From late May, banks will offer the ability to carry out transactions seven days a week, moving from the current five-day-a-week model. Photo / Colin Anderson, Getty Images, Fil
Opinion by Ben Rose
OPINION
Here’s a quick trivia quiz for you: In which decade did New Zealand banks move to seven-day payment processing?
A. 1980s B. 1990s C. 2000s D. 2010s.
The answer is E). None of the above. Because New Zealand banks only figured out how to process payments seven days aweek this year.
It doesn’t kick in till next month, and even then, it won’t be available 24/7 but only during a 16-hour daily window. And settlements still won’t happen dynamically, instead being processed in batches every 30 minutes.
I, along with every other Kiwi who saw the announcement, found it less remarkable that they’re finally implementing seven-day processing than the fact it has taken them till 2023 to get there.
In fact, most remarkable is that they saw fit to announce it.
You’d think this is the textbook example of a milestone you want to quietly usher in the back door so the public don’t realise just how far behind the times the industry is.
So what if I told you there was already a global payment ecosystem that propagates updates in real time across a decentralised global network? And that infrastructure has been operating for more than a decade, increasing in sophistication, resilience and use cases, despite significant naysayers and institutional opposition?
And that in 2023, the most recognised currency in this new ecosystem has outperformed almost all asset classes globally, against a backdrop of global recessionary fears, rampant inflation and major bank failures?
But let’s be real. I probably don’t need to tell you that, because everyone who’s paying attention is aware that while traditional finance stutters, Bitcoin is in the midst of an incredible bull run, and in the butchered words of Mark Twain: reports of the death of crypto have been greatly exaggerated.
This dynamic is worth paying attention to. We’re living through a moment where traditional financial institutions are being stress-tested by the modern world. The information environment is evolving rapidly, and the architecture of our legacy financial systems is straining to keep up.
As an example of the entrenched forces of entropy dragging at the heels of our legacy financial institutions, see this comment from Steve Wiggins, chief executive of Payments NZ, in the wake of the banks’ recent announcement: “For a lot of banks, the business day definition has tended to be a bit hardwired in – both at the central bank and retail banks, as well. There’s been a lot of change, although it sounds straightforward it never tends to be. It has been a big job for the industry to enable that capability and put the operational support in behind it as well.”
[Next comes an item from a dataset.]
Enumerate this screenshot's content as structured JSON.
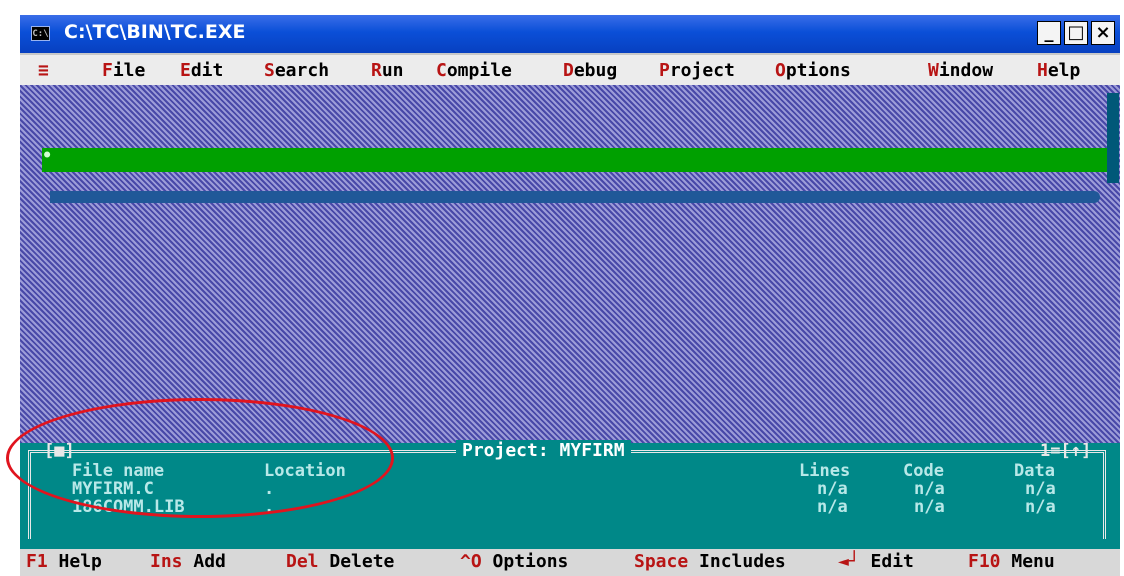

So e-banking has existed for decades now, and we’re hearing the banks couldn’t process a payment on weekends because they couldn’t quite grasp that the internet continues to exist outside working hours.
We are going to see more of this.
Over the next few years as technology becomes more and more immersive and intuitive, we are going to see more and more instances where Kiwis’ basic expectations of how financial service providers should meet their needs run counter to how our existing institutions are designed to deliver.
Many forward-thinking New Zealanders I have the privilege of working with are incredibly excited by this. We have the opportunity to innovate, to deliver a freer, faster, more inclusive financial ecosystem to all Kiwis. As the world speeds up, I don’t believe Kiwis will stand for big players dragging the chain.
So to the banks: congratulations on this milestone. Don’t stop there, and don’t slow down, lest the world pass you by.
- Ben Rose is General Manager of Binance Australia, New Zealand and Pacific Islands.